Join Lee Warwick, LMSW, in exploring what navigating polyamory during the holiday season can look like.
Navigating the holidays in general is already a complicated experience for many. Toxic family dynamics, pressure around appearance and food, and spending time with people you may not otherwise get along with are just a few of the challenges that most of us experience around the holiday season. As a polyamorous person, this time of year can be even more complex, even if it is also joyful.
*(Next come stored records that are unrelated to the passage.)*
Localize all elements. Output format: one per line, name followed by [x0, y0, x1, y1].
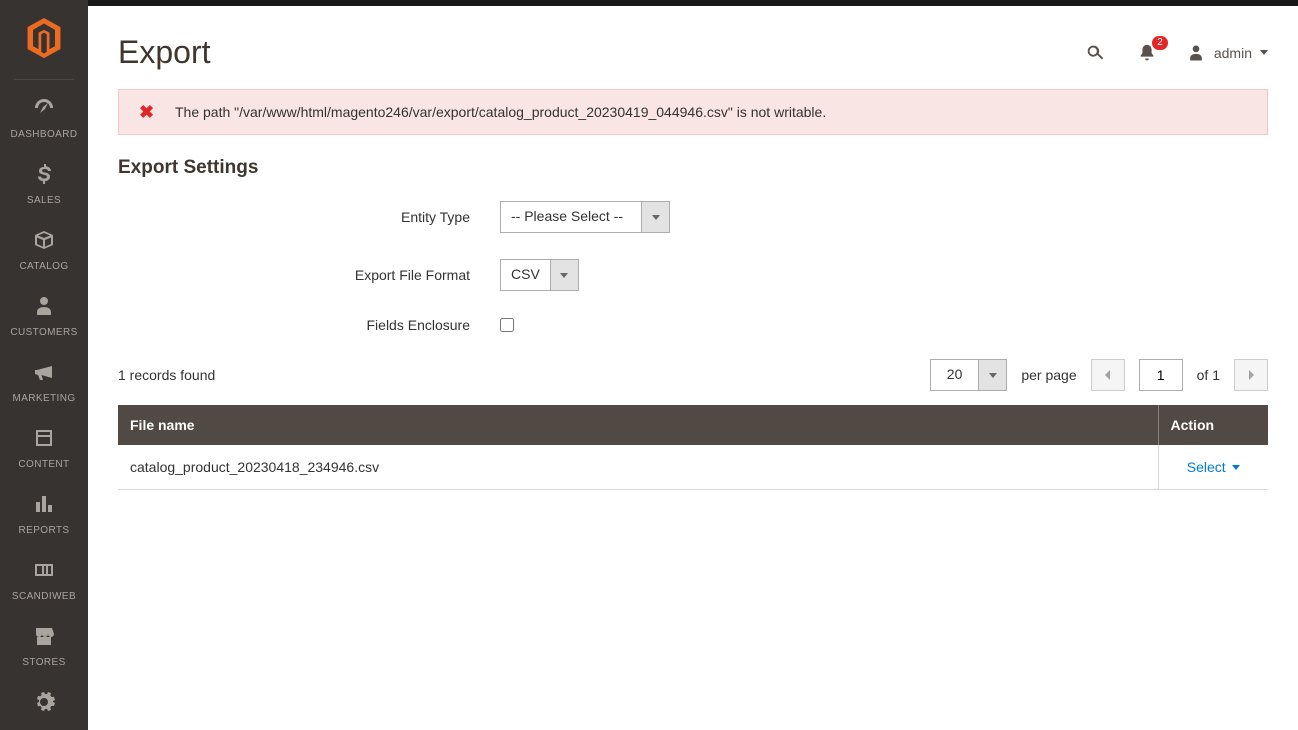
select-label: Select — [1187, 459, 1226, 475]
sidebar-item-scandiweb[interactable]: SCANDIWEB — [0, 548, 88, 614]
file-format-select[interactable]: CSV — [500, 259, 579, 291]
page-input[interactable] — [1139, 359, 1183, 391]
person-icon — [30, 294, 58, 318]
chevron-down-icon — [641, 202, 669, 232]
chevron-down-icon — [550, 260, 578, 290]
sidebar-item-label: MARKETING — [12, 393, 75, 404]
page-size-value: 20 — [931, 360, 979, 390]
entity-type-label: Entity Type — [118, 209, 500, 225]
sidebar-item-marketing[interactable]: MARKETING — [0, 350, 88, 416]
sidebar-item-label: SCANDIWEB — [12, 591, 76, 602]
next-page-button[interactable] — [1234, 359, 1268, 391]
col-header-filename: File name — [118, 405, 1158, 445]
sidebar-item-label: CUSTOMERS — [10, 327, 77, 338]
sidebar-item-label: CONTENT — [18, 459, 69, 470]
page-size-select[interactable]: 20 — [930, 359, 1008, 391]
user-name: admin — [1214, 45, 1252, 61]
sidebar-item-catalog[interactable]: CATALOG — [0, 218, 88, 284]
row-action-select[interactable]: Select — [1187, 459, 1240, 475]
sidebar-item-label: STORES — [22, 657, 65, 668]
entity-type-value: -- Please Select -- — [501, 202, 641, 232]
page-of-text: of 1 — [1197, 367, 1220, 383]
table-row: catalog_product_20230418_234946.csv Sele… — [118, 445, 1268, 490]
store-icon — [30, 624, 58, 648]
sidebar-item-stores[interactable]: STORES — [0, 614, 88, 680]
prev-page-button[interactable] — [1091, 359, 1125, 391]
chevron-down-icon — [1232, 465, 1240, 470]
sidebar-item-label: DASHBOARD — [11, 129, 78, 140]
user-icon — [1186, 43, 1206, 63]
notifications-icon[interactable]: 2 — [1134, 40, 1160, 66]
bar-chart-icon — [30, 492, 58, 516]
box-icon — [30, 228, 58, 252]
page-title: Export — [118, 34, 210, 71]
sidebar-item-content[interactable]: CONTENT — [0, 416, 88, 482]
dashboard-icon — [30, 96, 58, 120]
chevron-down-icon — [1260, 50, 1268, 55]
sidebar-item-label: REPORTS — [19, 525, 70, 536]
records-found-text: 1 records found — [118, 367, 215, 383]
sidebar-item-label: SALES — [27, 195, 61, 206]
export-files-table: File name Action catalog_product_2023041… — [118, 405, 1268, 490]
admin-sidebar: DASHBOARD SALES CATALOG CUSTOMERS MARKET… — [0, 0, 88, 730]
user-menu[interactable]: admin — [1186, 43, 1268, 63]
entity-type-select[interactable]: -- Please Select -- — [500, 201, 670, 233]
search-icon[interactable] — [1082, 40, 1108, 66]
sidebar-item-dashboard[interactable]: DASHBOARD — [0, 86, 88, 152]
fields-enclosure-checkbox[interactable] — [500, 318, 514, 332]
cell-filename: catalog_product_20230418_234946.csv — [118, 445, 1158, 490]
chevron-left-icon — [1103, 369, 1113, 381]
content-icon — [30, 426, 58, 450]
sidebar-item-customers[interactable]: CUSTOMERS — [0, 284, 88, 350]
magento-logo-icon[interactable] — [25, 0, 63, 75]
scandiweb-icon — [30, 558, 58, 582]
dollar-icon — [30, 162, 58, 186]
error-x-icon: ✖ — [139, 102, 154, 123]
error-text: The path "/var/www/html/magento246/var/e… — [175, 104, 826, 120]
error-message: ✖ The path "/var/www/html/magento246/var… — [118, 89, 1268, 135]
megaphone-icon — [30, 360, 58, 384]
file-format-label: Export File Format — [118, 267, 500, 283]
sidebar-item-system[interactable] — [0, 680, 88, 730]
chevron-right-icon — [1246, 369, 1256, 381]
sidebar-item-sales[interactable]: SALES — [0, 152, 88, 218]
chevron-down-icon — [978, 360, 1006, 390]
sidebar-item-label: CATALOG — [19, 261, 68, 272]
per-page-label: per page — [1021, 367, 1076, 383]
fields-enclosure-label: Fields Enclosure — [118, 317, 500, 333]
section-title: Export Settings — [118, 157, 1268, 179]
file-format-value: CSV — [501, 260, 550, 290]
sidebar-item-reports[interactable]: REPORTS — [0, 482, 88, 548]
gear-icon — [30, 690, 58, 714]
col-header-action: Action — [1158, 405, 1268, 445]
notification-badge: 2 — [1152, 36, 1168, 50]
When you have multiple partners, there might be a plethora of loved ones’ gatherings to attend. While this can be fun and exciting, it can also mean that you’re pulled in many different directions at once. Hard choices may need to be made, and feelings might be hurt.
You also run the risk of spending the holiday with folks who don’t understand or approve of your relationship structure.


This season, remember that your relationships are valid and your boundaries matter, no matter how they look. You are allowed to choose the gatherings that feel uplifting, and to give yourself permission to honor the connections that keep you grounded. Your choices may ultimately upset some people or not meet certain people’s expectations, but you are allowed to decide how you want to spend your time because your love deserves room to thrive, and you deserve to spend the holidays in whatever way feels right for you.
Communicate as openly as you can with your loved ones. Honor your values, needs, and preferences, and check with all parties to ensure everyone is getting out of the season what they are looking for.